The Government has raised import duty on various telecom equipment to address the country’s increasing current account deficit and weakening rupee
As part of its measures to reduce the current account deficit (CAD) and preventing further weakening of the rupee, the Government of India has increased the basic custom duty on 17 items, including various telecom equipment, as per a notification released by the Ministry of Finance on Thursday.
The Government has raised import duty on various telecom equipment and levied basic custom duty on printed circuit boards as the country is looking to check imports of non-essential items, in order to address the country’s CAD and also to boost the ‘Make in India’ programme.

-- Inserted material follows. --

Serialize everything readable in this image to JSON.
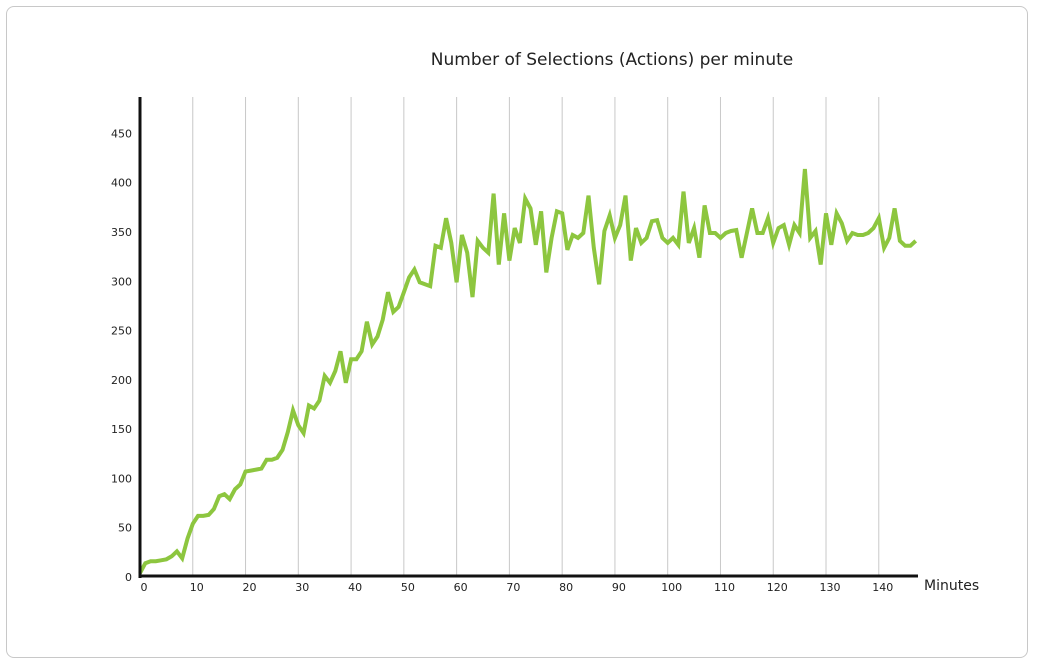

Customs duty up from 10% to 20%
The basic custom duty has been raised from the present 10% to 20% on smart watches and telecom equipment. The telecom products include base stations, optical transport equipment, Optical Transport Network (OTN) products, combination of one or more of Packet Optical Transport Product or Switch (POTP or POTS), and IP radios.
In another notification, the Ministry also curbed the use of imported electronic intermediate goods that are majorly used in the manufacturing of telecom equipment, in the domestic manufacturing of the latter. In addition, several other telecom products that were under the zero duty would now be imposed with a customs duty of 10%.
The changes in the basic customs duty would be applicable from October 12, 2018, according to the notification.
CAD widened
In the financial year 2017-18, India has imported telecom equipment worth around $21 billion, witnessing an increase as compared to $16.2 billion imported in the fiscal of 2016-17.
The CAD, which is the difference of inflow over the outflow of foreign exchange, has increased to 1.9% of gross domestic product (GDP) in the fiscal of 2017-18 from just 0.6% in the year ago period. In the quarter of April-June 2018, the CAD has widened to 2.4% of gross domestic product (GDP).